PILOT HOUSE (also called the Wheelhouse)
As you arrive in the PORTLAND'S pilothouse the large wooden wheel dominates the space. It is here the captain, assisted by the marine pilot, manages the operation of the vessel. The height and views from the pilot house allow the captain control of all aspects of vessel function. The windows open for ventilation, and the captain can pick up the megaphone (in the right corner) to speak directly to the deck crew below.
The beautiful wooden wheel operates an emergency backup mechanical steering system through cables attached to the rudders in the stern. The brass column and lever in front of the wheel directs the steam powered steering unit used in normal operations. The wooden box behind the wheel contains the magnetic compass and beside that is the rudder-setting dial.
Above the wheel, a VHF radio mounted to the ceiling is within reach so that the captain can communicate with other ships on the river and notify bridge operators that we are approaching. Immediately to the right of the radio, also on the ceiling, is a small lever that operates the searchlight that illuminates the forward deck in night operations. The rope cross the ceiling operates the steam whistle. The cabin is steam heated from small tubular radiators along the forward wall.
To the starboard (right) of the wheel are the communications systems used when the vessel is operating. The brass unit mounted to the floor is the engine order telegraph (EOT). The EOT signals speed and directional information to the engineer (who stays in the engine room during a voyage). This unit is duplicated in the engineer's space to receive the captain's commands and transmit the engineer's response. Three silver levers are mounted to the starboard wall. Two of the levers transmit information on speed and direction, audibly, through a system of gongs and bells for when the engineer may be away from his EOT. The third lever signals the mate's cabin.

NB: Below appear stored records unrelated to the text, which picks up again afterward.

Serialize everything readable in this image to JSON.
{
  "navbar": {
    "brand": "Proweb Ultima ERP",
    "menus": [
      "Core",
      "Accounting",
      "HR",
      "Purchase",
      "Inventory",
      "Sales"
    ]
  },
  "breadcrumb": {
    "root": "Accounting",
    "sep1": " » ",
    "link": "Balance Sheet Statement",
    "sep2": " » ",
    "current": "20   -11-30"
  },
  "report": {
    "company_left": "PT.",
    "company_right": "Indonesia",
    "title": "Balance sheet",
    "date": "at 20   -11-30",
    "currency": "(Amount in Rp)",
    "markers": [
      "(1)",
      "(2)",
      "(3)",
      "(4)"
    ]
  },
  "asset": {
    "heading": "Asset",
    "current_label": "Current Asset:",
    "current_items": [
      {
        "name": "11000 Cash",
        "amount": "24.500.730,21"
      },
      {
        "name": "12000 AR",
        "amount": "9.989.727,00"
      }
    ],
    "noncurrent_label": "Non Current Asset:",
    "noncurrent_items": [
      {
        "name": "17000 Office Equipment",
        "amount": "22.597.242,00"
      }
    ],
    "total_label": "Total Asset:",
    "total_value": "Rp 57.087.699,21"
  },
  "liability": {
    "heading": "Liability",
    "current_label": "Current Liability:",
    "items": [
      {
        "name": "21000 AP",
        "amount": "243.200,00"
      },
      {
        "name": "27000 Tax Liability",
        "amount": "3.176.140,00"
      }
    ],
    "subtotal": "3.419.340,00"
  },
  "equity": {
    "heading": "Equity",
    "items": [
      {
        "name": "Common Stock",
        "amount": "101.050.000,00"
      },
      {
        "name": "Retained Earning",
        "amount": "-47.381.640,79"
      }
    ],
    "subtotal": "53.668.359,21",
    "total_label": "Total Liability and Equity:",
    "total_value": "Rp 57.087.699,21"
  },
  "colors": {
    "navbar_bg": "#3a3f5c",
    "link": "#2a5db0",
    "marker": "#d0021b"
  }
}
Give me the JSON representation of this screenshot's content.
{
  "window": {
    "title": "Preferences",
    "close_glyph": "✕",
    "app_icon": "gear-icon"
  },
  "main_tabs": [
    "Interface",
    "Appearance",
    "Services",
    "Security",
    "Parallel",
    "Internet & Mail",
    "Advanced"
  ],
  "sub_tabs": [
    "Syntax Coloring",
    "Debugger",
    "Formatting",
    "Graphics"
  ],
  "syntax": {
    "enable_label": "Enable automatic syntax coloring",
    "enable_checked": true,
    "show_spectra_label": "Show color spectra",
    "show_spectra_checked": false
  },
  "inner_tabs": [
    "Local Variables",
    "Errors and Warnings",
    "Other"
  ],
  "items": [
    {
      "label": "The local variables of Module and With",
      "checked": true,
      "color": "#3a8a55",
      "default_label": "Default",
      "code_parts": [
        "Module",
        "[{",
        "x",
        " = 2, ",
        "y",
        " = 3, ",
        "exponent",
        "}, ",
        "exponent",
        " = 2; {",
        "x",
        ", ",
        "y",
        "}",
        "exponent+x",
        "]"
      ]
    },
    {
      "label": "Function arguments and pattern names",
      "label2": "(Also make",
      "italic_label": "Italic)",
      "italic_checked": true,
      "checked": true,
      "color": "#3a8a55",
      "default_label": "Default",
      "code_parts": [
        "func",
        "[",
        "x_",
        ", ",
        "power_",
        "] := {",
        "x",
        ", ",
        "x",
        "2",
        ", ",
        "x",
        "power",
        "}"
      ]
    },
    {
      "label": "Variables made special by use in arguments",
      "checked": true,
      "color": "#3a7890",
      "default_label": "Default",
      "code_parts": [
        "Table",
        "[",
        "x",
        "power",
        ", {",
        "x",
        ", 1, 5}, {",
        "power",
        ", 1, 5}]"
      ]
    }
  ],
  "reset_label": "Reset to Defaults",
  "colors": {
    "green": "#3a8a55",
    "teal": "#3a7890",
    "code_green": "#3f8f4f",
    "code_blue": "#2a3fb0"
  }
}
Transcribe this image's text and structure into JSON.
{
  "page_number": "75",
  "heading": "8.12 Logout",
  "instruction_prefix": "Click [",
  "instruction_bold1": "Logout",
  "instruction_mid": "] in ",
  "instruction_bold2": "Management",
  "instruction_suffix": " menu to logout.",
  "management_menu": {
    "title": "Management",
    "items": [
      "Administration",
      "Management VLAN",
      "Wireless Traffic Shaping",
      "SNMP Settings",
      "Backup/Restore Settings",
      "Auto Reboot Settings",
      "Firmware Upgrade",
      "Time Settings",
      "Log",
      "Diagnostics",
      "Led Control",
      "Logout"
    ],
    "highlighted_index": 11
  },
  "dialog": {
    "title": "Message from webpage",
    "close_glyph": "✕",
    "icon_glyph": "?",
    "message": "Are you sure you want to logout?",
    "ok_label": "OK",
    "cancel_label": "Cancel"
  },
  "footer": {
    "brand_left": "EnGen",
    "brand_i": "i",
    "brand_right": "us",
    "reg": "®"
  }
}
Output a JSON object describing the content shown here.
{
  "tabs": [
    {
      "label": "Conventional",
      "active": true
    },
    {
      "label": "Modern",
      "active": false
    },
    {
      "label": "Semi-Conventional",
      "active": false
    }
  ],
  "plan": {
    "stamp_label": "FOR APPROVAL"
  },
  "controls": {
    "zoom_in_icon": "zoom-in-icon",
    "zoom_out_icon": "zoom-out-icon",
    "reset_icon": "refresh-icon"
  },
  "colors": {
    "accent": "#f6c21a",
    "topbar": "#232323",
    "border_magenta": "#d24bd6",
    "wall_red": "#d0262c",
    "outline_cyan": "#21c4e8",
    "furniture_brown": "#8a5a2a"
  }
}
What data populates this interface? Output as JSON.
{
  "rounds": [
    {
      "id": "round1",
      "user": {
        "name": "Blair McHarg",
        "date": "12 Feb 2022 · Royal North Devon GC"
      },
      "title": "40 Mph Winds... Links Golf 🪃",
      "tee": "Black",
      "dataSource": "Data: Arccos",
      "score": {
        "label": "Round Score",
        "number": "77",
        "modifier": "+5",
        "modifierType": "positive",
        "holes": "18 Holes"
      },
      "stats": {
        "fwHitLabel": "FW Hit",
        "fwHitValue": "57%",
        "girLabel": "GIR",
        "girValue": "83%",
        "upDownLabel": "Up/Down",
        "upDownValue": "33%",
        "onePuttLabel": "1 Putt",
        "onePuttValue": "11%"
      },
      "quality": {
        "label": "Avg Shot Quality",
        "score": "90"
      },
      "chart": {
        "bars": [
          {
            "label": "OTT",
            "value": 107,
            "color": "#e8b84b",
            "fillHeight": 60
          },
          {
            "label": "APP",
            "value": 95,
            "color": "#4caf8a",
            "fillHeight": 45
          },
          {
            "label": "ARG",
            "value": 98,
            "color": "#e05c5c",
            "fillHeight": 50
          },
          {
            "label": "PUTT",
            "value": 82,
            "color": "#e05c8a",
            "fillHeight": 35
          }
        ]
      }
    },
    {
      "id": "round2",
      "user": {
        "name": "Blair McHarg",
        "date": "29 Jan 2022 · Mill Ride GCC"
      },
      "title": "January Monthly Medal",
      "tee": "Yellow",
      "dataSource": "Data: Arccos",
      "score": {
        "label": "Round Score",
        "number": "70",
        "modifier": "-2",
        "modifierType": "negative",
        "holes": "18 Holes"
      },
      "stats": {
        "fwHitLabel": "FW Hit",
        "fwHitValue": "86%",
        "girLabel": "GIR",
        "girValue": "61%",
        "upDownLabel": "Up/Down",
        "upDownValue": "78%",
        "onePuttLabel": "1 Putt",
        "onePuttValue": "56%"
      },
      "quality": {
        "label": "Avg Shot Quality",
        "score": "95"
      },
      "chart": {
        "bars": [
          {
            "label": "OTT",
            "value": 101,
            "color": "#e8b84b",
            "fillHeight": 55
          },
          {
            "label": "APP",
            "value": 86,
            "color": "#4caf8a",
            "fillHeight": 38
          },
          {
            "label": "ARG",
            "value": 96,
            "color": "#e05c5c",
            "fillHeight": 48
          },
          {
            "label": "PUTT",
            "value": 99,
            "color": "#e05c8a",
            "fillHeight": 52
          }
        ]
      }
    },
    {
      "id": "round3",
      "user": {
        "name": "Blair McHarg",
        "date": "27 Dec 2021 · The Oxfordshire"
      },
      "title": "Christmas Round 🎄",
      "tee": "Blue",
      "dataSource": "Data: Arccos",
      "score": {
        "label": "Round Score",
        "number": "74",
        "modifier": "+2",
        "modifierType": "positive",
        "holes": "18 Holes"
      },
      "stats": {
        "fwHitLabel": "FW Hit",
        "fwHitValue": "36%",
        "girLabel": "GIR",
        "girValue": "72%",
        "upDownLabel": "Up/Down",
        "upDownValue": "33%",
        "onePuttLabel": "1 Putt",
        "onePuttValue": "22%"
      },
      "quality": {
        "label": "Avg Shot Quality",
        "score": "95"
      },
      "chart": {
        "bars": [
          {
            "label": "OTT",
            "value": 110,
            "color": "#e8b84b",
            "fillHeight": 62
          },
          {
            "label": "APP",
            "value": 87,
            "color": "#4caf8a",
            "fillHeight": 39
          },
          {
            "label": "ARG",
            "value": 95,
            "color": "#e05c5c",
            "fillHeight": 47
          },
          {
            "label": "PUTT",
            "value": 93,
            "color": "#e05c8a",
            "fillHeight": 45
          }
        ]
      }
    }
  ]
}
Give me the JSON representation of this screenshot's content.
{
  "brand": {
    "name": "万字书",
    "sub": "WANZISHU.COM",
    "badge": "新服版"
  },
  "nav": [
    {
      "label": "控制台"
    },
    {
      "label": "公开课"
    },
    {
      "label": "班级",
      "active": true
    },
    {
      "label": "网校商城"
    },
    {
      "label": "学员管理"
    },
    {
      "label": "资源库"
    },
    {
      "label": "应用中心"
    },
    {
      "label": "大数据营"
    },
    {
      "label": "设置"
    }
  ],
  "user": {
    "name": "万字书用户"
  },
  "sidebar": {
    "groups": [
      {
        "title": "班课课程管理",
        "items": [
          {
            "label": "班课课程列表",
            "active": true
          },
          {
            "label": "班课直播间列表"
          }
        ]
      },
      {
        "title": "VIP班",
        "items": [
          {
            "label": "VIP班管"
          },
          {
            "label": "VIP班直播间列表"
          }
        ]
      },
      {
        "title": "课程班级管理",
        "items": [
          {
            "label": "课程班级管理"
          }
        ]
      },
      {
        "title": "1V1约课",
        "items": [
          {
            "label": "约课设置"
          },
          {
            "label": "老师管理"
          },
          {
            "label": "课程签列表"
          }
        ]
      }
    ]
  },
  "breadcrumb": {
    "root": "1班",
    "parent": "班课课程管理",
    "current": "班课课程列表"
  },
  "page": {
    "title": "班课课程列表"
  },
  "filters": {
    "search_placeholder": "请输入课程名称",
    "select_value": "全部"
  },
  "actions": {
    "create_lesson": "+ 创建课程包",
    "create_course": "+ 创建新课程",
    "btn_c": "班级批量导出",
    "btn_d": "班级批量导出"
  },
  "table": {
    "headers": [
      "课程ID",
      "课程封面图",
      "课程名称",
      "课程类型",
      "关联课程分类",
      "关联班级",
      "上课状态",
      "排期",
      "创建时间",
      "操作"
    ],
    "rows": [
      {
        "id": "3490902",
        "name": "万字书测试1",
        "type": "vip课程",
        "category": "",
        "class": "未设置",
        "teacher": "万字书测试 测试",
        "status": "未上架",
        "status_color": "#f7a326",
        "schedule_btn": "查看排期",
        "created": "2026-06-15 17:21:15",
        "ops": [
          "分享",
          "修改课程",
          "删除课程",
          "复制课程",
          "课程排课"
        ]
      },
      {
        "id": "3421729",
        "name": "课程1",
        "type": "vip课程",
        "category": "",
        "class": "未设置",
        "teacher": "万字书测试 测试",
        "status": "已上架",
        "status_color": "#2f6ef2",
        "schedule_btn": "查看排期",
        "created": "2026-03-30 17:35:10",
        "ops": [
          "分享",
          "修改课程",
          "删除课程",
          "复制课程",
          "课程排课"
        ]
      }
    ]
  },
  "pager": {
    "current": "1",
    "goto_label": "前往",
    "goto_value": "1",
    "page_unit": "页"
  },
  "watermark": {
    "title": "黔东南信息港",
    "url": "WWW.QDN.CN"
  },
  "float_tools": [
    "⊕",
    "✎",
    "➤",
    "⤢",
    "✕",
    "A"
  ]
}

The black wall units contain switches for the navigational lights used in night operation. The telephone allows more detailed communication from the pilothouse to both the engineer and the fireman, at their respective workstations.
These levers and switches are duplicated on the port (left) wall serving the same communication needs as those on the starboard wall.
As you look aft (to the stern, the rear of the boat), the large black smoke stack appears to dominate the outside view. However, the captain can see the stern wheel and both sides of the vessel during operations.